The planning started out with my intention to attend a free Sunday afternoon chamber concert at San Francisco State, because the Alexander and Telegraph Quartets would be collaborating in the Mendelssohn Octet, a work I miss no reasonable opportunity to hear.
Then I noticed that the evening's concert over at the Freight & Salvage in Berkeley would be the Tannahill Weavers, a Scottish folk band I remember fondly from my serious folk-record listening days in the 70s.
To which I added the Eat Real food fest in Oakland's Jack London Square around noon, which had intrigued me but had not seemed worth the bother of getting up there by itself.
Could I attend all of these by public transit, driving only to and from the BART line at the start and end of the journey? I could and did. Much web research was involved in making sure it was feasible and learning the necessary bus routes, and the inter-system transit card was essential for covering the large and complex fares. Only the schedule timings proved to be more aspirational than real. It came out like this:
Travel. Car across the Bay to BART. BART to downtown Oakland. Bus down to Jack London Square on the waterfront, about 3/4 of a mile but longer than I care to walk these days. Arrived just before opening, early enough to get in a popular food booth line before it became very long.
Food. There I bought a small bowl of paella (whose main veggie was chard instead of the usual peas, much more to my taste), dished from vast simmering skillets about five feet in diameter, following it up down the way with some Japanese fried chicken, crispy tenders dolloped with spicy bbq sauce, and finishing up with an artisanal watermelon-and-pineapple popsicle.
Travel. Bus back to downtown. BART to Daly City. Search for bus stop, which is always on the other side of the station from where you start looking. Bus to SF State. Walk down through campus to the Creative Arts Building.

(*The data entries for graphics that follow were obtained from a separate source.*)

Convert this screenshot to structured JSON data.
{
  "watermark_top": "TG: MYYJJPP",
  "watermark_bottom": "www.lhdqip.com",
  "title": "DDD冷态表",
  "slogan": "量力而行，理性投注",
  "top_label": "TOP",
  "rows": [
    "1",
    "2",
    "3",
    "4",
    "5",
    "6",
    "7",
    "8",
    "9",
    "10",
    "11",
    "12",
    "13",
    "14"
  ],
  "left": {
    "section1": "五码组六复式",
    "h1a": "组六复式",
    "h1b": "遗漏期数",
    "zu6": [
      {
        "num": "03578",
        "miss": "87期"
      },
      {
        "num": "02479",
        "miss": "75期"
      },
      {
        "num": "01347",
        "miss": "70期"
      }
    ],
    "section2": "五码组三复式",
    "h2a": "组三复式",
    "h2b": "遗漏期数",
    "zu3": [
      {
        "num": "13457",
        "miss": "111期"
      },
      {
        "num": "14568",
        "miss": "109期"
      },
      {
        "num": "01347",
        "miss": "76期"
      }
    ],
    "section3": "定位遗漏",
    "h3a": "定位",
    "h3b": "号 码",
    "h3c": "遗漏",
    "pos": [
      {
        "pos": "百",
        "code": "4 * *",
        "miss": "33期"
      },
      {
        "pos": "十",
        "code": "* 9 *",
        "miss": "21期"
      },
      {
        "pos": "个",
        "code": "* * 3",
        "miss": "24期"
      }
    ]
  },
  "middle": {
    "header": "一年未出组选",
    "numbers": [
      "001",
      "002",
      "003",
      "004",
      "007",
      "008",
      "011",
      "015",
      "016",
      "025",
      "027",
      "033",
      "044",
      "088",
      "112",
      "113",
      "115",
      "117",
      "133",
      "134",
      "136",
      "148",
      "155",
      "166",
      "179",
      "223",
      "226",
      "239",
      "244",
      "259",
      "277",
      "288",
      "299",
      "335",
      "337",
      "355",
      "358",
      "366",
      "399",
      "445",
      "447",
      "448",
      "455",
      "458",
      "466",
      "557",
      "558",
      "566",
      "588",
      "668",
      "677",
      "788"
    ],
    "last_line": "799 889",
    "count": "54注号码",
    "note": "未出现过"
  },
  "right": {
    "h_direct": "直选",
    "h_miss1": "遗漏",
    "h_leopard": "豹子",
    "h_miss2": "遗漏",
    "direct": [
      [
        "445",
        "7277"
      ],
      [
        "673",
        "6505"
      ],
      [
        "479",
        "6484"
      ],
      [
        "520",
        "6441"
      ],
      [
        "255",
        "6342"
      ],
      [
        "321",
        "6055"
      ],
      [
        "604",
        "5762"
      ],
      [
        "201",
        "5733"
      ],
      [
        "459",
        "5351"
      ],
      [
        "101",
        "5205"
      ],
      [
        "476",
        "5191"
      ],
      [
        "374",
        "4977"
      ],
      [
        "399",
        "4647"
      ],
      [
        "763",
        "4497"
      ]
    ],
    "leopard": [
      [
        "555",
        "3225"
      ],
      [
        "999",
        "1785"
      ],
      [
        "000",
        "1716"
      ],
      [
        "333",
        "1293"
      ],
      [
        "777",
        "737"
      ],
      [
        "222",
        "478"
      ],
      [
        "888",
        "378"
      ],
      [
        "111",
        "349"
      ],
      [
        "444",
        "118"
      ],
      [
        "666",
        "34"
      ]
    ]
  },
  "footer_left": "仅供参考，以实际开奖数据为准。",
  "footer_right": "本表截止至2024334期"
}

Music. The Mendelssohn Octet, led by the Alexander's Zakarias Grafilo, was businesslike in its first movement. The finale, usually brusque and heavy, was as light and airy as the scherzo. I liked that. McKenna Theatre's absurdly dry, almost coarse, acoustics served the inner voices of the Octet well, but was far less appealing in the Alexander's Mozart K. 428. They also played the Penderecki Third, a sort of anthology of modernistic techniques that I did my best to nap through, since I didn't have to review it.
Travel. Rush back up the hill to the trolley stop, catch a trolley leaving just then, 5 minutes before schedule (and the display said the next wouldn't be for 20 minutes instead of the scheduled 12-minute intervals). Transfer to BART line. Transfer to other BART line, both also off schedule. Arrive in Berkeley just in time to grab a quick frank from Top Dog before walking down the street and around the corner to the Freight.

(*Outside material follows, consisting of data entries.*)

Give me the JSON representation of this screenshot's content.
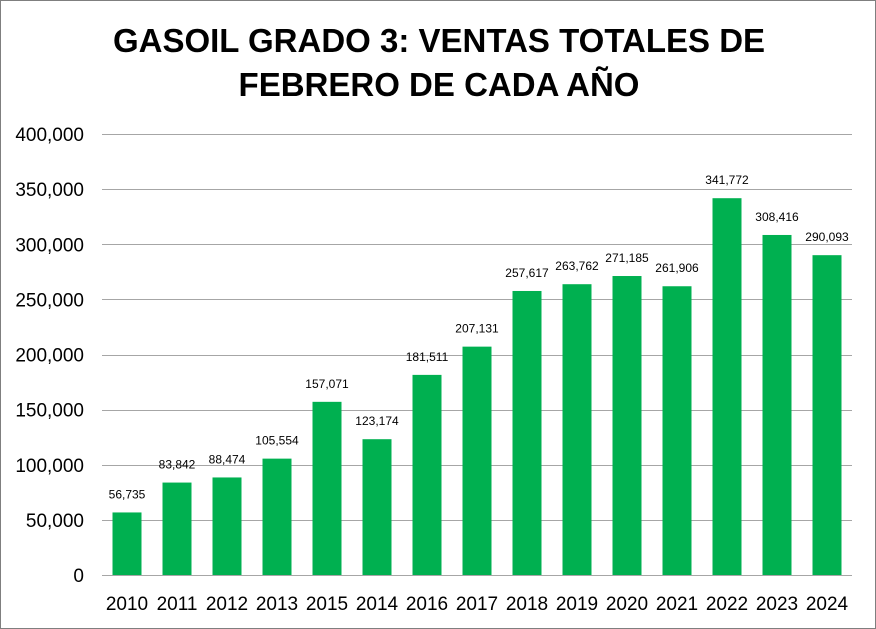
{
  "chart_data": {
    "type": "bar",
    "title": [
      "GASOIL GRADO 3: VENTAS TOTALES DE",
      "FEBRERO DE CADA AÑO"
    ],
    "categories": [
      "2010",
      "2011",
      "2012",
      "2013",
      "2015",
      "2014",
      "2016",
      "2017",
      "2018",
      "2019",
      "2020",
      "2021",
      "2022",
      "2023",
      "2024"
    ],
    "values": [
      56735,
      83842,
      88474,
      105554,
      157071,
      123174,
      181511,
      207131,
      257617,
      263762,
      271185,
      261906,
      341772,
      308416,
      290093
    ],
    "data_labels": [
      "56,735",
      "83,842",
      "88,474",
      "105,554",
      "157,071",
      "123,174",
      "181,511",
      "207,131",
      "257,617",
      "263,762",
      "271,185",
      "261,906",
      "341,772",
      "308,416",
      "290,093"
    ],
    "ylim": [
      0,
      400000
    ],
    "yticks": [
      0,
      50000,
      100000,
      150000,
      200000,
      250000,
      300000,
      350000,
      400000
    ],
    "ytick_labels": [
      "0",
      "50,000",
      "100,000",
      "150,000",
      "200,000",
      "250,000",
      "300,000",
      "350,000",
      "400,000"
    ],
    "xlabel": "",
    "ylabel": "",
    "grid": true,
    "legend": "none",
    "bar_color": "#00b050",
    "grid_color": "#a6a6a6"
  }
}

Music. Four varyingly venerable guys take the stage, the Tannahill Weavers. Not even every Scottish folk band includes the Highland bagpipes, but this one does. I like that. Also fiddle, flute, and guitar, occasionally varied with bodhran and tinwhistle. Lots of fast jigs and marches, lots of songs in impenetrable Scots, lots of cracks between songs from the band leader. ("If you don't like the album, mail it back to us, and we'll send you something we don't like.")
Travel. Straight run on BART back to where I parked is quiet until we reach the Oakland Coliseum, which has just come to the end of what I later find was a hip-hop festival. Previously nearly empty car is suddenly packed with people, mostly white, mostly young, mostly loud, some of them smoking, which you're not supposed to do on BART. The seat next to me is occupied by three young women. Three. One on the seat, one on her lap, one on hers. I ask them not to fall over on me, which on BART is not an idle request. They're good, and they let me out at my stop.